Issue 51 Contents Issue 51 Contents Sinclair bows out



SuperSpectrum!

Artist's impression of the Loki

Amstrad has Sinclair's secret weapon - the £200 SuperSpectrum. It's everything the Amiga should have been

At the time of the Amstrad deal Sinclair was well advanced with development plans for a new Spectrum micro - the SuperSpectrum - and Sinclair User has now uncovered the full details.

Designed to replace the Spectrum 128 at under £200, the SuperSpectrum - codenamed 'Loki' after the Norse 'gamesplayer' God - is an entertainment software computer with graphics and sound the likes of which have never been seen even at five times the price.

Inspiration for the SuperSpectrum undoubtedly comes from Commodore's incredible Amiga machine. The key to the startling power of the SuperSpectrum - as with the Amiga - lies in its special custom chips. The SuperSpectrum has two sophisticated chips handling the video screen (Rasterop device) and sound synthesis, both with direct memory access. This gives the machine the potential to produce incredibly fast 3D graphics manipulations and sound of hi-fi quality.

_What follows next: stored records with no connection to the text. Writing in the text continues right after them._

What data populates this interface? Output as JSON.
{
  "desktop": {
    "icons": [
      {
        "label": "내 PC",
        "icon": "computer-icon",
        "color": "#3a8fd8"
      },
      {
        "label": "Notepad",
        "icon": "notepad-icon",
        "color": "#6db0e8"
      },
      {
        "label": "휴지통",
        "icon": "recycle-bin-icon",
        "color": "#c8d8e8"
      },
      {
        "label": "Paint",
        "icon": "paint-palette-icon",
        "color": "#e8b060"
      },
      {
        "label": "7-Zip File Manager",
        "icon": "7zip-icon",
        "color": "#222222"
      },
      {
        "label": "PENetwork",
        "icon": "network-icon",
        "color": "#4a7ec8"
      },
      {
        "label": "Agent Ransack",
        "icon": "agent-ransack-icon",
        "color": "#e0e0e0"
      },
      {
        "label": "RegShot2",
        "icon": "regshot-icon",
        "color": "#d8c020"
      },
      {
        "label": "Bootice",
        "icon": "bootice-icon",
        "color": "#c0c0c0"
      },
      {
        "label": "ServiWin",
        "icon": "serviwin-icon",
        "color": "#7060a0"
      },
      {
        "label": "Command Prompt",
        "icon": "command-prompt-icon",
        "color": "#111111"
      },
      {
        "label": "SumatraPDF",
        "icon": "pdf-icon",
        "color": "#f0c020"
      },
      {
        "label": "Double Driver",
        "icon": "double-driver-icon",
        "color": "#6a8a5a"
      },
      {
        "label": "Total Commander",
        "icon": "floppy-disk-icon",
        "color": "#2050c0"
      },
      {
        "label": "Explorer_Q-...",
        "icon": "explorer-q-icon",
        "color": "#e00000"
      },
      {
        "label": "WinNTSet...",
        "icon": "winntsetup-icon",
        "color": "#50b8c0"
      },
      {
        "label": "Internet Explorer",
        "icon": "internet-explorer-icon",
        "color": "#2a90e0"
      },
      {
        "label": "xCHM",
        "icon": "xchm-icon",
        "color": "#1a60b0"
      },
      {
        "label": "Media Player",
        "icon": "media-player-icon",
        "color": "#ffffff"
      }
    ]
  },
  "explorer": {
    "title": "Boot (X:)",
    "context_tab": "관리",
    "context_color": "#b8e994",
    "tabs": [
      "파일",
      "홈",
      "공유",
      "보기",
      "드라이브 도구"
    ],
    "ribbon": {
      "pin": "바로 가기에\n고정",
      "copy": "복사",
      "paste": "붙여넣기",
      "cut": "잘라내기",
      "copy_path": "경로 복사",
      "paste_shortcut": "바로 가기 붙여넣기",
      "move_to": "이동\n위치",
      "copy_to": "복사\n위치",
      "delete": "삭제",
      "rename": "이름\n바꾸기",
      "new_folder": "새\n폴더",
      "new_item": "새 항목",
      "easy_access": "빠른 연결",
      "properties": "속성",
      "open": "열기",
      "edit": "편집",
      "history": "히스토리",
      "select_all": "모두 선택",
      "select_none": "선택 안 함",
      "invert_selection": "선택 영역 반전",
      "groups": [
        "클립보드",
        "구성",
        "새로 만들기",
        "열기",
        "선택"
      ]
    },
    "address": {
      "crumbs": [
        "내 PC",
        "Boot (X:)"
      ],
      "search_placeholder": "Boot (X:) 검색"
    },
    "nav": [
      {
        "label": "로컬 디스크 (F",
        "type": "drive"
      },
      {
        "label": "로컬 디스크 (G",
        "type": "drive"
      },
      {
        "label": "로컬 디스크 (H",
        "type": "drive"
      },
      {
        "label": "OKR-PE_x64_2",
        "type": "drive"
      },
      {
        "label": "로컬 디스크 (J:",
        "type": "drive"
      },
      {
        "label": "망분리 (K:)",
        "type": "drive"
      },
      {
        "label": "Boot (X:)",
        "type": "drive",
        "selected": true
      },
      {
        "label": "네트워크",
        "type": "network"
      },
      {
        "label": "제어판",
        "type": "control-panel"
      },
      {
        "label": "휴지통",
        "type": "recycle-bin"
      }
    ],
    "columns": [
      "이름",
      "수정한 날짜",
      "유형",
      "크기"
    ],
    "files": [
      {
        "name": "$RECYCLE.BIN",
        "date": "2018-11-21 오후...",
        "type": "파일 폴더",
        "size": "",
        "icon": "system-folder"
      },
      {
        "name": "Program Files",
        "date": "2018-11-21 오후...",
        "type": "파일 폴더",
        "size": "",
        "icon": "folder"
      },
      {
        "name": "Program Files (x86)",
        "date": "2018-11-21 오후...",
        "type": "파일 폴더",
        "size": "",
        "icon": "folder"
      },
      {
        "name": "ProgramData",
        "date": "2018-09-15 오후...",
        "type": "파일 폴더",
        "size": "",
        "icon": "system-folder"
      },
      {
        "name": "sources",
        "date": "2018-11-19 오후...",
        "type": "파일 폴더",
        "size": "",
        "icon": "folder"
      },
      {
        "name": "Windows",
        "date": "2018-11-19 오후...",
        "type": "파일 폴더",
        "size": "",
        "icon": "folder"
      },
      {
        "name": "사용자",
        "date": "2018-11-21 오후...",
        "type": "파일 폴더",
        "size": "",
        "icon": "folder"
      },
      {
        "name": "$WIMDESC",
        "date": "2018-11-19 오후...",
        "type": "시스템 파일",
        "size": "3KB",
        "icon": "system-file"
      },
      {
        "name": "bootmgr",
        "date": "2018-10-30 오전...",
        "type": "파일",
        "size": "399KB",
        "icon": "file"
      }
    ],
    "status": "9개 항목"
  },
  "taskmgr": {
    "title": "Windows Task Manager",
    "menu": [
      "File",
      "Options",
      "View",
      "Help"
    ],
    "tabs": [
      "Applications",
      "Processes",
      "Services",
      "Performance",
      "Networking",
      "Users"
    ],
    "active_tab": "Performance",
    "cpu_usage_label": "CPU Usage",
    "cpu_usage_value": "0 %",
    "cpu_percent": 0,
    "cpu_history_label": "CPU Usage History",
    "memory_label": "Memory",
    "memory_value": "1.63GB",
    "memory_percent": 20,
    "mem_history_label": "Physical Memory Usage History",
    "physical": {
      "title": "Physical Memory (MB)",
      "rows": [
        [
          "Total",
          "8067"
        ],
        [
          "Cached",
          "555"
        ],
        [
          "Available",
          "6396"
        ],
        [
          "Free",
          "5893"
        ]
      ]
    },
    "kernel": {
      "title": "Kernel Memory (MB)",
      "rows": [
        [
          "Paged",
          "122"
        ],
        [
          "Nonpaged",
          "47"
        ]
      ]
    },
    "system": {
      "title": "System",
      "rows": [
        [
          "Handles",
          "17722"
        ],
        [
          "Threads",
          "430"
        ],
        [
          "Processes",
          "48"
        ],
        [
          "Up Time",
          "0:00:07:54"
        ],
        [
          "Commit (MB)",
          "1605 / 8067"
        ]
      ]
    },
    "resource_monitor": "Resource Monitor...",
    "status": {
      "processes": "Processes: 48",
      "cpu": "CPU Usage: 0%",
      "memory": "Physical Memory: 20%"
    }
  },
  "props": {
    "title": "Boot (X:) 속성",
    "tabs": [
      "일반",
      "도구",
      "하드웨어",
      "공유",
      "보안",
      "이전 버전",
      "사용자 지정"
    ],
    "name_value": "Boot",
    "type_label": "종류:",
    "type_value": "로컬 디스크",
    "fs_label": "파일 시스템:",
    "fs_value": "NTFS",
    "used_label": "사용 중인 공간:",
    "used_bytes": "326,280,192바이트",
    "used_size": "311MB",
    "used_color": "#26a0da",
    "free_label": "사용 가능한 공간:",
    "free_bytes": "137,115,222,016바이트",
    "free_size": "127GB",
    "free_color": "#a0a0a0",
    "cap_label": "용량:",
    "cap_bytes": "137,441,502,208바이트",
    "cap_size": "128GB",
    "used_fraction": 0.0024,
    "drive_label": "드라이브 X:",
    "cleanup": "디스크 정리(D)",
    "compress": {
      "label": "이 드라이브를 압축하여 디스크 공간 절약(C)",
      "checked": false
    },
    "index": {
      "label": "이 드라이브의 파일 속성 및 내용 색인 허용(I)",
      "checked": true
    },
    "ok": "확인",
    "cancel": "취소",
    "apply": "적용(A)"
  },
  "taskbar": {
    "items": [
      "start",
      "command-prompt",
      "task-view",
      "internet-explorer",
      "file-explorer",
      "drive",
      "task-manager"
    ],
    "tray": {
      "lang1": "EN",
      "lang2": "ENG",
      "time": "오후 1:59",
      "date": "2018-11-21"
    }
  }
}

But where the Amiga costs over £1500, the SuperSpectrum will scrape in under £200.

Keyboard

One feature that will mark out the SuperSpectrum as different from every Sinclair micro before, will be a keyboard suitable for the fastest of typists. With word-processing such a major attraction to people who would not consider buying a computer for games, a good keyboard is essential. Another change will be the lack of keyword legends associated with 48K Spectrum Basic. The Basic is a development of the QL's SuperBasic and additional method of entering information will be via a light pen, supplied as standard.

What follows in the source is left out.